A história da Sérvia é tão confusa como a história dos Balcãs e todos sabem como um nunca mais acabar de conflitos, étnicos, políticos e religiosos transformaram essa zona da Europa num dos lugares mais desassossegados do mundo. Em 1882, quando Milan Obrenovic se proclamou Rei da Sérvia, escovando para o mais longe possível as tropas do Império Otomano, já o futebol começava a ganhar popularidade nas ilhas britânicas, mas os sérvios tinham mais do que fazer para se dedicarem ao desporto, até porque Milan se envolveu numa guerra com a Bulgária, guerra essa que descambou num fracasso com derrotas muito sangrentas e dolorosas em Svlinitsa e Pirot. A sua popularidade roçou as ruas da amargura e só o apoio austríaco o manteve no trono até que, em 1889, após ter feito votar uma nova Constituição, bem liberal, por acaso, em relação à época, abandonou as suas funções reais, nomeou o filho Alexandre, e foi viver prodigamente em Paris com as várias amantes que faziam parte da sua espécie de harém, uma delas a inglesa Jennie Jerome, esposa de Randolph Churchill e, portanto, mãe de Winston.
Jugoslovenski Nogometni Savez: assim se declarava o novo reino que se seguiu e que incluía sérvios, croatas e eslovenos. Esta nova realidade étnico-política surgiu em 1919, logo após o final da I Grande Guerra que deixou a geografia europeia em estilhaços com a dissolução do velho Império Austro-Húngaro.
Aqui chegados, já os sérvios tinham adotado o futebol como desporto do povo e, no ano seguinte, apareceram no torneio olímpico de Antuérpia com uma equipa onde brilhavam nomes que todos os seus conterrâneos conheciam de cor: Dragutin Vruka, Vjekoslav Zupancic, Jaroslav Sifer, Stanko Tavcar, Slavin Cindrić, Rudolf Rupec, Dragutin Vrag e Jovan Ruzi.
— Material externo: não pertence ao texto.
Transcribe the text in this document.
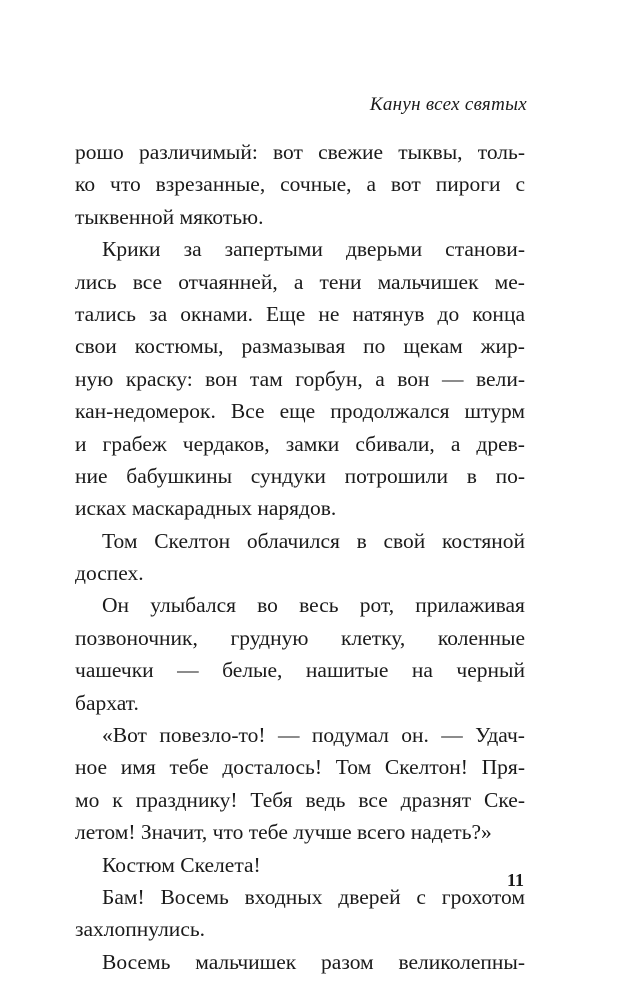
Канун всех святых
рошо различимый: вот свежие тыквы, толь-
ко что взрезанные, сочные, а вот пироги с
тыквенной мякотью.
Крики за запертыми дверьми станови-
лись все отчаянней, а тени мальчишек ме-
тались за окнами. Еще не натянув до конца
свои костюмы, размазывая по щекам жир-
ную краску: вон там горбун, а вон — вели-
кан-недомерок. Все еще продолжался штурм
и грабеж чердаков, замки сбивали, а древ-
ние бабушкины сундуки потрошили в по-
исках маскарадных нарядов.
Том Скелтон облачился в свой костяной
доспех.
Он улыбался во весь рот, прилаживая
позвоночник, грудную клетку, коленные
чашечки — белые, нашитые на черный
бархат.
«Вот повезло-то! — подумал он. — Удач-
ное имя тебе досталось! Том Скелтон! Пря-
мо к празднику! Тебя ведь все дразнят Ске-
летом! Значит, что тебе лучше всего надеть?»
Костюм Скелета!
Бам! Восемь входных дверей с грохотом
захлопнулись.
Восемь мальчишек разом великолепны-
11
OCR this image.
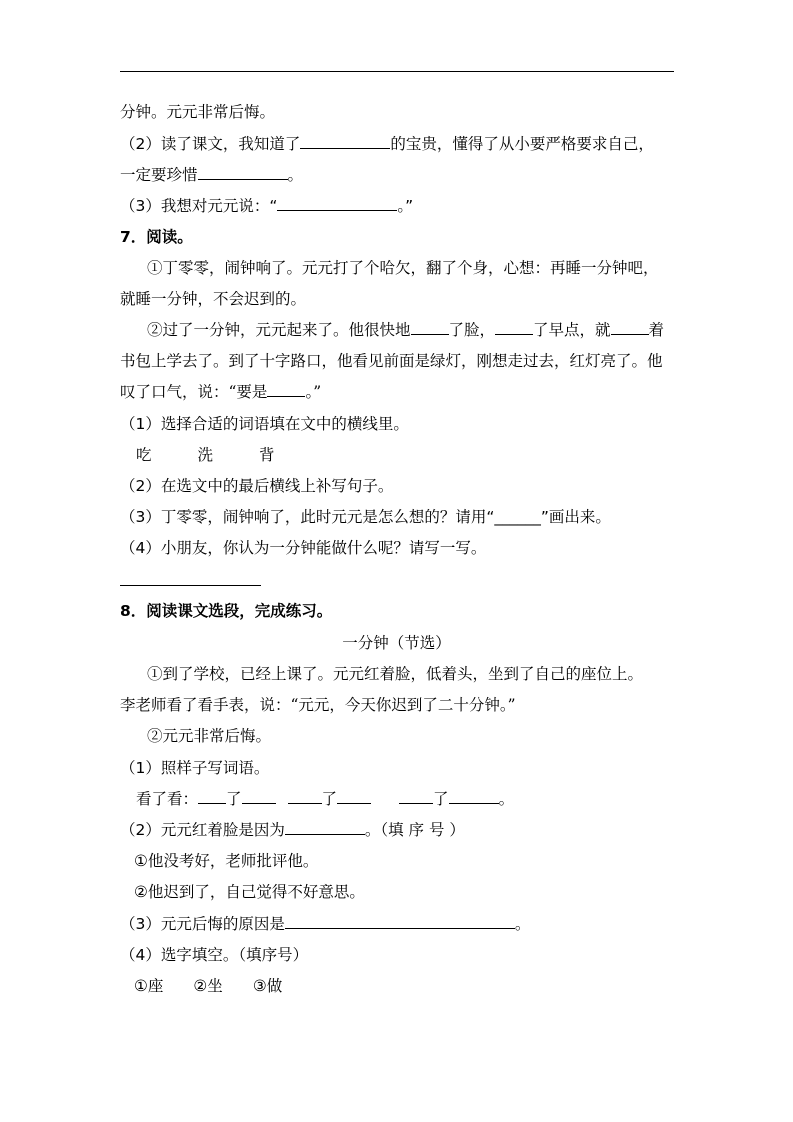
分钟。元元非常后悔。
（2）读了课文，我知道了	的宝贵，懂得了从小要严格要求自己，
一定要珍惜	。
（3）我想对元元说：“	。”
7．阅读。
①丁零零，闹钟响了。元元打了个哈欠，翻了个身，心想：再睡一分钟吧，
就睡一分钟，不会迟到的。
②过了一分钟，元元起来了。他很快地 了脸， 了早点，就 着
书包上学去了。到了十字路口，他看见前面是绿灯，刚想走过去，红灯亮了。他
叹了口气，说：“要是 。”
（1）选择合适的词语填在文中的横线里。
吃	洗	背
（2）在选文中的最后横线上补写句子。
（3）丁零零，闹钟响了，此时元元是怎么想的？请用“______”画出来。
（4）小朋友，你认为一分钟能做什么呢？请写一写。
8．阅读课文选段，完成练习。
一分钟（节选）
①到了学校，已经上课了。元元红着脸，低着头，坐到了自己的座位上。
李老师看了看手表，说：“元元，今天你迟到了二十分钟。”
②元元非常后悔。
（1）照样子写词语。
看了看： 了	了	了	。
（2）元元红着脸是因为	。（填 序 号 ）
①他没考好，老师批评他。
②他迟到了，自己觉得不好意思。
（3）元元后悔的原因是	。
（4）选字填空。（填序号）
①座 ②坐 ③做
O entusiasmo e a boa vontade não foram suficientes para se baterem com a Checoslováquia que já possuía uma seleção com estatura internacional. A derrota por 0-7 foi difícil de engolir, mas não arrefeceu o entusiasmo então jugoslavo e não apenas sérvio.
Reino da Jugoslávia: assim foi batizada a união entre sérvios, croatas e eslovenos no ano de 1929. Ninguém tinha dúvidas que nova guerra estava a caminho e muito sofreram os jugoslavos após a invasão dos exércitos nazis de Adolf Hitler. Mas isso mais tarde, em 1941. Para já, era apenas a sombra da destruição que pairava sobre os céus da Europa.
O primeiro Mundial O Uruguai ficava longe. Tão longe (e dispendioso) que a maior parte das seleções europeias desistiu de participar na primeira fase final de um Campeonato do Mundo agendada para aquele pequenino país da América do Sul entre 13 e 30 de julho de 1930. O desenvolvimento da aviação ainda não chegara ao ponto de tornar fáceis as deslocações aéreas, os navios de grande calado eram a alternativa mas obrigavam a suportar longos dias a bordo. Três meses antes de o Mundial ter início não havia uma única equipa da Europa que tivesse confirmado a sua presença.
A seleção da Jugoslávia enfrentou o desafio com um enorme espírito desportivo. Depois de uma demorada transição feita por linha férrea chegaram a Villefranche-sur-Mer onde o Conte Verde estava à sua espera depois de ter feito embarcar a seleção da Roménia e o rei Carol I, presidente da federação romena, em Génova, 48 horas antes.
Com os jugoslavos, os selecionados franceses também subiram a bordo. Uma escala em Barcelona permitiu o embarque da equipa belga. Finalmente, na primeira paragem do outro lado doAtlântico, o Rio de Janeiro, foi a vez de o Brasil tomar seu lugar rumo a Montevidéu.
Incluída no Grupo 2, a Jugoslávia causou surpresa ao vencer o Brasil na estreia por 2-1. Seguiu-se uma goleada à Bolívia: 4-0. Lá longe, em Belgrado e Zagreb o povo saía à rua para manifestar a sua alegria. Nas meias-finais, o Uruguai, jogando e casa, foi demasiado forte e a derrota inevitável: 1-6. Sem jogo para os 3.º e 4.º lugares, os jugoslavos foram considerados quartos por via do goal-average em relação aos Estados Unidos. Mas a viagem valera a pena.